Hej
Zwierz był na Zombielandzie i wyszedł z niego absolutnie zachwycony. Rzadko w kinie ma się szansę oglądać film tak bezsprzecznie śmieszny i nie aspirujący do bycia czymkolwiek więcej niż zabawną komedią. Winniśmy dziękować Simonowi Peggowi, że napisał swój Wysyp Żywych Trupów i pokazał światu że Zombi mogą być zamierzenie ( a nie tylko niezamierzenie zabawne). No ale dość zachwytów dziś będzie o czymś nieco innym. Chodzi o aktorów występujących jako oni sami w filmach fabularnych — w Zombielandzie jest to cudowny Bill Murrey w chyba najzabawniejszych scenach tego filmu grający siebie z wielkim wdziękiem. Takich aktorskich perełek jest w historii kina więcej — zwierz uwielbia Bruca Willisa i Julię Roberts w Oceans 12 ( choć Julia grająca kobietę grającą Julię przebija Willisa któremu wszyscy mówią że wiedzieli jak skończy się 6 zmysł). Zwierz do dziś żałuje że Akademia nie nagrodziła Johna Malkovica za Bycie Johnem Malkovicem — było by to zaiste słuszne wyróżnienie bo nikt nie jest w tym lepszy od niego. Cudowni byli też aktorzy grający samych siebie w Statystach- Ben Stiller czy Kate Winslet a także świetny Ian McKelly ( scena z jego udziałem bawi niezmiennie do tego stopnia że nie można potem oglądać Władcy Pierścieni nie podśmiewając się przy tym ). Czasem gwiazda może nam tylko mignąć jak Dustin Hoffman w Holiday czy Mark Hamill w filmach Kevina Smitha. Zwierz bardzo ceni takie występy — zawsze uważa że to dowód na to że jeszcze duch w aktorskim zawodzie nie umarł zwłaszcza, że są to zazwyczaj role głęboko autoironicznie. Nawet ci którzy uważają takie role za autopromocje muszą przyznać że bardzo często wypadają świetnie nawet w przypadku tych po których byśmy się tego nie spodziewali ( np Tom Jones w Marsjanie Atakują był nawet niezły). Zwierz uważa że tego typu występy są podobne do występów bardzo znanych aktorów w filmach początkujących autorów gdzie prawie nic nie biorą za rolę. Każe to wierzyć że mamy jednak do czynienia z ludźmi a nie półbogami. Poza tym większość z dzisiejszych gwiazd zaczynała jako młody aktor czy filmowiec — dobrze że przynajmniej o tym pamiętają. Choć jakby nie pamiętali zwierz ani by pretensji nie miał ani by się szczególnie nie dziwił.

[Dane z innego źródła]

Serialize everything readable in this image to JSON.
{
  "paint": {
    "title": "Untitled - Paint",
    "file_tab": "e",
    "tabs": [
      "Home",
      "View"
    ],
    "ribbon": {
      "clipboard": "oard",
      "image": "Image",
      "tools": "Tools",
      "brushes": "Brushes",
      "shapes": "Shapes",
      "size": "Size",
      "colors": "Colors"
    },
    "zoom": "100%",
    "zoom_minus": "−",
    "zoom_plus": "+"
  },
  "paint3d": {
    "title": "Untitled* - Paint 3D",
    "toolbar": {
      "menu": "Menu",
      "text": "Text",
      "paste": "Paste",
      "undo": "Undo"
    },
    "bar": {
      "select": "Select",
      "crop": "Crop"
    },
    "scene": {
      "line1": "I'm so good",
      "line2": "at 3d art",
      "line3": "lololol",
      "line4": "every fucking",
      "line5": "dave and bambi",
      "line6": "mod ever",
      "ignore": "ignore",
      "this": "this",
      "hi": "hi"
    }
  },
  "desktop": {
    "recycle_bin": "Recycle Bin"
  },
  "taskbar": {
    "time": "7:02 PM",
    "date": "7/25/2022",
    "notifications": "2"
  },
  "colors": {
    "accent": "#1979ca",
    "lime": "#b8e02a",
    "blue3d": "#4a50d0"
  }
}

A teraz w ramach anegdoty zwierz musi powiedzieć że dobrze się maskuje. Kilka osób którym oświadczył że oglądał Zombieland i że jest zachwycony były w czystym szoku i uważał że zwierz się nabija. Wyraźnie łagodne usposobienie zwierza i jego snobistyczna powierzchowność muszą wprowadzać ludzi w błąd. Czas chodzić w koszulce Supermana częściej!